The good news is that they don’t appear to have any exploit on Tor or on Tor Browser. The other good news is that their proposed attack doesn’t scale well. They need to put malicious hardware on the local network of their target user, which requires choosing their target, locating her, and then arranging for the hardware to arrive in the right place. So it’s not really practical to launch the attack on many Tor users at once.
But they actually don’t need an exploit on Tor or Tor Browser. Here’s the proposed attack in a nutshell:
1) Pick a target user (say, you), figure out how you connect to the Internet, and install their attacking hardware on your local network (e.g. inside your ISP).
2) Wait for you to browse the web without Tor Browser, i.e. with some other browser like Firefox or Chrome or Safari, and then insert some sort of exploit into one of the web pages you receive (maybe the Flash 0-day we learned about from the same documents, or maybe some other exploit).

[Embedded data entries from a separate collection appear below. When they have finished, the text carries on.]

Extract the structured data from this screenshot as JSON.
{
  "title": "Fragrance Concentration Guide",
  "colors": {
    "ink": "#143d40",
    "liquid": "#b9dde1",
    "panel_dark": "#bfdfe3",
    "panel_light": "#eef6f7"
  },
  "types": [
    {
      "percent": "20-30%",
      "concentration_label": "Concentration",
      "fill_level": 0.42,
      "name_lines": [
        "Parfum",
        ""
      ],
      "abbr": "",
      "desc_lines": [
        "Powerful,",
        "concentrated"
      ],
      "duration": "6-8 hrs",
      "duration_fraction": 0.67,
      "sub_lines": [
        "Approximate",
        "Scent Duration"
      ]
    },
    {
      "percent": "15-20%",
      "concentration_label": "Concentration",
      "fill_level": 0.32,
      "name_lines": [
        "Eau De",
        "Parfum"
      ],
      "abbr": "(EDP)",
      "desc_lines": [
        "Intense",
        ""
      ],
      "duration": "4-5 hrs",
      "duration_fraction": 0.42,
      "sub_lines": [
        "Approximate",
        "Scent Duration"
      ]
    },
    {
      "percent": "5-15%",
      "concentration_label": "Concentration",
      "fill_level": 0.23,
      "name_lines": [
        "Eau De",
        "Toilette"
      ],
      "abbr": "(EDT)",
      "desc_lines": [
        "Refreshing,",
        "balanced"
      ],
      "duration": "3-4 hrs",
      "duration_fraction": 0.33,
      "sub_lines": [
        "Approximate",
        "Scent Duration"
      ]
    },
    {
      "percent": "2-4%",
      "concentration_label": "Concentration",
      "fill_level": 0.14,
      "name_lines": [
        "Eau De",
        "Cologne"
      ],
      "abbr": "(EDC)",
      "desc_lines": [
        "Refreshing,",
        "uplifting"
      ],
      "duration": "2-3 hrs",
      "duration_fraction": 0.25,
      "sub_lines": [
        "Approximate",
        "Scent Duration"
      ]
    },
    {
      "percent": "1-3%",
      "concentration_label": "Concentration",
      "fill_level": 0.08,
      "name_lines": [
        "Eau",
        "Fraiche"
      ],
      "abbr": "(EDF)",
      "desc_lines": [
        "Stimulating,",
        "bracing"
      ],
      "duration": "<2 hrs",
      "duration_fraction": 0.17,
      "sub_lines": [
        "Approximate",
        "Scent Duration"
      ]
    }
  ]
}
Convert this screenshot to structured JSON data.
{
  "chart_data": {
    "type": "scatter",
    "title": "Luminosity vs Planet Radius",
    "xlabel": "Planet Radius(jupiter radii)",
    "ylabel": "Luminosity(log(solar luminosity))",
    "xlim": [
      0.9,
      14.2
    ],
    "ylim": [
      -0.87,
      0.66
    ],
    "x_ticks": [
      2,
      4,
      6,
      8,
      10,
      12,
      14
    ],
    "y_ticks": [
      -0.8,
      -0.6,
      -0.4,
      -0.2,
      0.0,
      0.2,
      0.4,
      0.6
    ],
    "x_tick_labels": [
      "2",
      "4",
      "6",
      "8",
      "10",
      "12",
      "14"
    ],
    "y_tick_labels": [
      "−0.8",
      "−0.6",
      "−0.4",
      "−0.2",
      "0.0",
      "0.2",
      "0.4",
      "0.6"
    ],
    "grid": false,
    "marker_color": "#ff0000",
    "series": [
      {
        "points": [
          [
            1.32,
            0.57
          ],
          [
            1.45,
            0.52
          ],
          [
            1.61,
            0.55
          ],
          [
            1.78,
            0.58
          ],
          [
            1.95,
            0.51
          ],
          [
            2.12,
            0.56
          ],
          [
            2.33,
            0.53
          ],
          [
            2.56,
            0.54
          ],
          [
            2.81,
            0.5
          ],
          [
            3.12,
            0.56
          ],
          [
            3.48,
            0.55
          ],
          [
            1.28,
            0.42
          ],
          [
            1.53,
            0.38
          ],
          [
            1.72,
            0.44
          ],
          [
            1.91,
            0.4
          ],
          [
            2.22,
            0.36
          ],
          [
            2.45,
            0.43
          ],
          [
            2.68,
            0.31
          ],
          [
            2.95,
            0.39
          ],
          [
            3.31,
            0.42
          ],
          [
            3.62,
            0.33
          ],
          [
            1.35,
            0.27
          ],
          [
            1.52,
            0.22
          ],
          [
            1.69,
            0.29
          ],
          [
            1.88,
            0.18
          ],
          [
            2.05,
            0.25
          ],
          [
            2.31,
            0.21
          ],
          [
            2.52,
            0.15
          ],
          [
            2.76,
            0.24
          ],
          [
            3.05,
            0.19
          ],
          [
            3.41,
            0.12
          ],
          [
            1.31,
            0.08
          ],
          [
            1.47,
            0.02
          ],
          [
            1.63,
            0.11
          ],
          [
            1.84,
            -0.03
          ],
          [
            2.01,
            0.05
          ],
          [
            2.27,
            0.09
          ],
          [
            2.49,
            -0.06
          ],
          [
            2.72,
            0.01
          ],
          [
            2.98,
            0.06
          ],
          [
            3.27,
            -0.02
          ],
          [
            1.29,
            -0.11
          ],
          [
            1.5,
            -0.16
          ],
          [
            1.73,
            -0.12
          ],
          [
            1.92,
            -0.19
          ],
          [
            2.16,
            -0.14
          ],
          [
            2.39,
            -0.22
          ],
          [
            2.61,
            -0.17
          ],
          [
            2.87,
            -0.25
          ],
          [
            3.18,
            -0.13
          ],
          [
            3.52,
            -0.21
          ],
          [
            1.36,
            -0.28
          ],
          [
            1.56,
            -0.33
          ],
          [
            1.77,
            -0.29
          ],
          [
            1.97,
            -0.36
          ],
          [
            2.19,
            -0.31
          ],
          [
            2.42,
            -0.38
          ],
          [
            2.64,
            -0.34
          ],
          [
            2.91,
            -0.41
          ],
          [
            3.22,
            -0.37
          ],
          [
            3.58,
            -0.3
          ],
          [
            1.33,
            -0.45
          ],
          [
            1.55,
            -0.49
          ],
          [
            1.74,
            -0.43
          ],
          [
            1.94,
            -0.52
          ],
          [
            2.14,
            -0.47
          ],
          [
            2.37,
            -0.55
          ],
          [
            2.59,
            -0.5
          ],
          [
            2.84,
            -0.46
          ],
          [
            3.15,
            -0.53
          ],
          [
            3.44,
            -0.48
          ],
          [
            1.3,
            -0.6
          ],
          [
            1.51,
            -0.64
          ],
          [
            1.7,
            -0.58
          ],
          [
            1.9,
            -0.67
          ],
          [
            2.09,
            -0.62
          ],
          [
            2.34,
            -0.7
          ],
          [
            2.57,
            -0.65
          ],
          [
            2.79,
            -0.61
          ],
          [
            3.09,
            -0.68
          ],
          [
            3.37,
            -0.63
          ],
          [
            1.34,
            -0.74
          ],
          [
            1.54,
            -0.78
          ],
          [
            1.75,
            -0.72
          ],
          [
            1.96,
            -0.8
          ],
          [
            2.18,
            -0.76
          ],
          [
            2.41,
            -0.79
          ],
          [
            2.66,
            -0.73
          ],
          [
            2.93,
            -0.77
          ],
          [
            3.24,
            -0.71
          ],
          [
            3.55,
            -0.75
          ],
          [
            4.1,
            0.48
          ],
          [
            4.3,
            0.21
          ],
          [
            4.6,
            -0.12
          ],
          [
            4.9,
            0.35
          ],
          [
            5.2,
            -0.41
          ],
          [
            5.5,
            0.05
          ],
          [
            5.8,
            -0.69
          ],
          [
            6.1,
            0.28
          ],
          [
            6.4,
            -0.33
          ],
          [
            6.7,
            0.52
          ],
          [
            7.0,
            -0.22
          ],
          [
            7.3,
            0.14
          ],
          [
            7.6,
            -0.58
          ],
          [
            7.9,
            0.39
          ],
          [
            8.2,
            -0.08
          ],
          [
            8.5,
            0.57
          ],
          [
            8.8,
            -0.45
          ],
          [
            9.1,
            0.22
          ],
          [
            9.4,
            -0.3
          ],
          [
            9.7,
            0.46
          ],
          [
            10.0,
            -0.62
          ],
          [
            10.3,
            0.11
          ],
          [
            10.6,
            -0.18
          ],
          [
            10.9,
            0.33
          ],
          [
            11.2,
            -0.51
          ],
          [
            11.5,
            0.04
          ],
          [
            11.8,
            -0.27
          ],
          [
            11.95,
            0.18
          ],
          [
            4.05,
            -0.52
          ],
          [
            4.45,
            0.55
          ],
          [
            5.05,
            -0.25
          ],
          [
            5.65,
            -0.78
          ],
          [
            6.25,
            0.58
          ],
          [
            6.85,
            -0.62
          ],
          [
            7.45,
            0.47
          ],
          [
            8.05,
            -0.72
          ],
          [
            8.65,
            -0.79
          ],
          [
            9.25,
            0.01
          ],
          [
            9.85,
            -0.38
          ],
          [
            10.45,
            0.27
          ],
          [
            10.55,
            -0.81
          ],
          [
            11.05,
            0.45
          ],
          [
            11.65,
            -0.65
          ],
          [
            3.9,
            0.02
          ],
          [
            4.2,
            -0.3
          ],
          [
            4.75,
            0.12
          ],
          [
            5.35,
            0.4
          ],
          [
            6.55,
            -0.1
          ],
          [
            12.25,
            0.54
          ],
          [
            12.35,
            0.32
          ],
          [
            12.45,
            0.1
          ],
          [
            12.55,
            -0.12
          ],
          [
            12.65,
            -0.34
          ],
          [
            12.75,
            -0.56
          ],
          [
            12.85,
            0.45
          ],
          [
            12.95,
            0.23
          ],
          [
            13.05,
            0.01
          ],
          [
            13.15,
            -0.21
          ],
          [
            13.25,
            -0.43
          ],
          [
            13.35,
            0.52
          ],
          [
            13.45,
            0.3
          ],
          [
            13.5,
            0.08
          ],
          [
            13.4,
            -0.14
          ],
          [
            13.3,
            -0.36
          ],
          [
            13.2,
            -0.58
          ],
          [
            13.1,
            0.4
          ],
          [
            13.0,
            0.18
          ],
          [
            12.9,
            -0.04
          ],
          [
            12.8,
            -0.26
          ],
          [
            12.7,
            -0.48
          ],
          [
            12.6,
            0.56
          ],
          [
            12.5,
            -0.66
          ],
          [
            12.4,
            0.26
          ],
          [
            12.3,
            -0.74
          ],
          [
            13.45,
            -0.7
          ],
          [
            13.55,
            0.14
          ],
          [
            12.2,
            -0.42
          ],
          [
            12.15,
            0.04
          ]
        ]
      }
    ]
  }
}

3) Once they’ve taken control of your computer, they configure your Tor Browser to use a socks proxy on a remote computer that they control. In effect, rather than using the Tor client that’s part of Tor Browser, you’ll be using their remote Tor client, so they get to intercept and watch your traffic before it enters the Tor network.
You have to stop them at step two, because once they’ve broken into your computer, they have many options for attacking you from there.
Their proposed attack requires Hacking Team (or your government) to already have you in their sights. This is not mass surveillance — this is very targeted surveillance.
Another answer is to run a system like Tails, which avoids interacting with any local resources. In this case there should be no opportunity to insert an exploit from the local network. But that’s still not a complete solution: some coffeeshops, hotels, etc will demand that you interact with their local login page before you can access the Internet. Tails includes what they call their ‘unsafe’ browser for these situations, and you’re at risk during that brief period when you use it.
Ultimately, security here comes down to having safer browsers. We continue to work onways to make Tor Browser more resilient against attacks, but the key point here is that they’ll go after the weakest link on your system — and at least in the scenarios they describe, Tor Browser isn’t the weakest link.
As a final point, note that this is just a powerpoint deck (probably a funding pitch), and we’ve found no indication yet that they ever followed through on their idea.
We’ll update you with more information if we learn anything further. Stay safe out there!